Bazuka y Playboy me han recomendado mucho este club. Es aquí donde se reúne lo más selecto de la ciborg-contracultura de la ciudad; la gente que no teme desafiar a los bioconservadores, los que han continuado clandestinamente la sustitución de su vieja carcaza orgánica por servomecanismos, hasta límites inverosímiles: los verdaderos tipos duros del hardcorp, no los farsantes que aparecen en los documentales y en las noticias de la prensa amarillista. Es por eso que estoy muerta de miedo, porque si al principio me pareció una buena idea hacer mi estreno trans en un sitio como este, ahora estoy empezando a creer que es una total locura.
Me acerco a la barra y pido un chupito de supra-mezcalina. Nunca la he probado, pero la he escuchado mencionar bastante. Antes de que el barman termine de servirme el trago se acerca un tipo. No parece un transhumano, muy por el contrario, tiene todo el aspecto de estos nerds ermitaños que no salen jamás de sus cavernas y que de lo único que parecen saber hablar es de sus tristes vidas inventadas en el ciberespacio. Es por eso que me extraña muchísimo encontrarlo en un sitio como este. Y me desconcierta muchísimo más que me hable con ese tono altanero como si pretendiera ligarme. ¿Es que acaso no ve que soy hardcorp? ¿No se da cuenta de que estoy en un escaño superior en la evolución de las especies? Me provoca hasta un poco de gracia. Hasta que su discurso deja de ser pretenciosamente lascivo y comienza a insultarme profundamente.
—Dime, ciborg, ¿y cuáles son tus planes para cuando todos tus servomecanismos comiencen a volverse obsoletos? Das lástima. Ni siquiera te das cuenta de que has dejado atrás un cuerpo mediocre para entrar en uno aún peor.

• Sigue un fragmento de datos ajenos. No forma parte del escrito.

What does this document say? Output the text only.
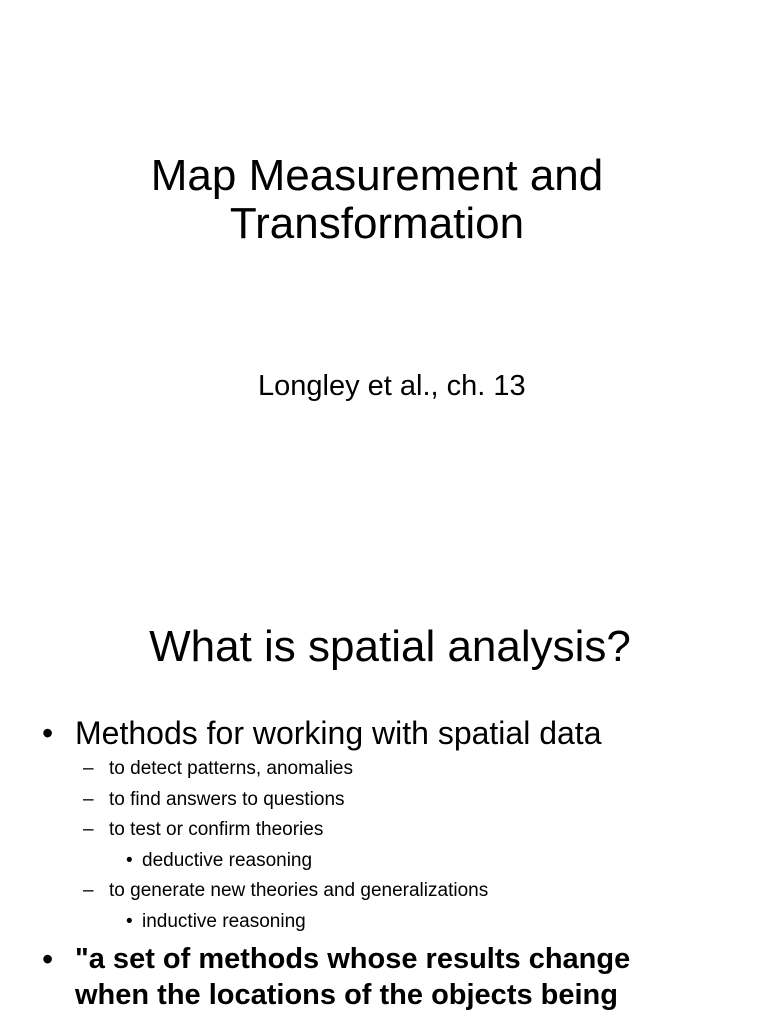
Map Measurement and
Transformation
Longley et al., ch. 13
What is spatial analysis?
• Methods for working with spatial data
– to detect patterns, anomalies
– to find answers to questions
– to test or confirm theories
• deductive reasoning
– to generate new theories and generalizations
• inductive reasoning
• "a set of methods whose results change
when the locations of the objects being
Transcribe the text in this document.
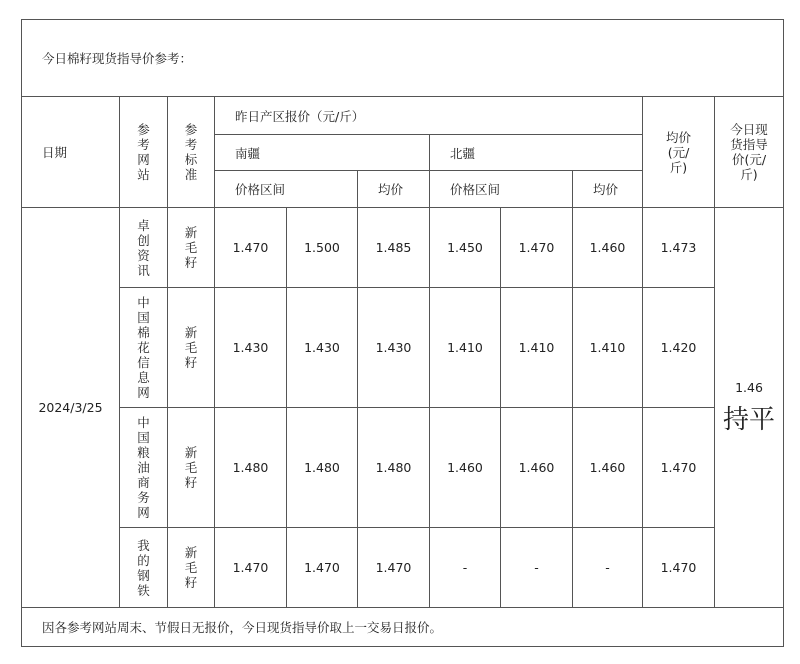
今日棉籽现货指导价参考：										
日期	参考网站	参考标准	昨日产区报价（元/斤）						均价(元/斤)	今日现货指导价(元/斤)
			南疆			北疆				
			价格区间		均价	价格区间		均价		
2024/3/25	卓创资讯	新毛籽	1.470	1.500	1.485	1.450	1.470	1.460	1.473	1.46
持平

	中国棉花信息网	新毛籽	1.430	1.430	1.430	1.410	1.410	1.410	1.420	

	中国粮油商务网	新毛籽	1.480	1.480	1.480	1.460	1.460	1.460	1.470	

	我的钢铁	新毛籽	1.470	1.470	1.470	-	-	-	1.470	
因各参考网站周末、节假日无报价，今日现货指导价取上一交易日报价。										
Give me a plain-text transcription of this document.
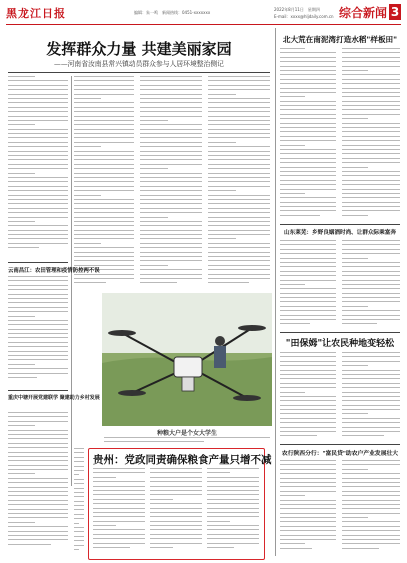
黑龙江日报	编辑：朱一鸣　新闻热线：0451-xxxxxxx
2022年8月11日　星期四
E-mail：xxxx@hljdaily.com.cn 综合新闻 3
发挥群众力量 共建美丽家园
——河南省汝南县常兴镇动员群众参与人居环境整治侧记
云南昌江：农田管理和疫情防控两不误
重庆中塘开展党建联学 聚建助力乡村发展
种粮大户是个女大学生
贵州：党政同责确保粮食产量只增不减
北大荒在南泥湾打造水稻"样板田"
山东莱芜：乡野良姻酒时尚、让群众际乘富奔
"田保姆"让农民种地变轻松
农行陕西分行："富民贷"助农户产业发展壮大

Y yo me asusto porque, ante tales desacatos, me he volteado en mi asiento para verle de frente la cara a esta basurita humana y me doy cuenta de que el tipo no ha estado moviendo los labios, que no se escucha salir de su cuerpo ninguna voz. Es como si todas las palabras que me hubiera dirigido pasaran como una onda de alta frecuencia de su mente a la mía. Me sonríe maliciosamente cuando ve que lo he notado, cuando mira la cara de susto que debo tener ahora mismo.
—Ciborg, ¿has escuchado hablar de la posthumanidad y la hipermente? —me pregunta ahora en un tono menos agresivo y más cómplice. —Te engañaron los que te dijeron que el final del camino era ese donde estás parada. Mira, voy a acceder a la zona de tu cerebro que se encarga de tu memoria a mediano plazo. Dejaré allí mis contactos para que puedas localizarme. Si quieres saber más de nosotros los eborgs, no dudes en buscarme. Pero no demores mucho, no sea que mañana se acabe el mundo… digo el mundo físico, el tangible. Porque en ese caso ni siquiera tu carcaza de fibra de carbono te va a proteger. Pásala bien esta noche… ciborg.
El tipo se levanta de la barra y camina hacia la puerta de salida. Me bebo de un trago el chupito de supra-mezcalina que electrifica mis circuitos al bajar por mi garganta. Sin embargo, una familiar nausea se apodera de mi estómago, aún orgánico, y siento como si la realidad que me rodea pudiera caerme encima de un momento a otro y aplastarme. Pienso en el suelo fangoso de la Reserva, pienso en mi hermano Xean asesinado por valkirias vengativas, pienso en el mundo que bien pudiera acabarse mañana. A pesar de ello, unas palabras se repiten en mi cabeza como una letanía. No entiendo qué son, tal parecen unas coordenadas en el ciberespacio. Como hordas de ansiolíticos penetrando en mi flujo sanguíneo su repetición me tranquiliza y me convenzo de que aún puede quedar tiempo para hacer las cosas bien.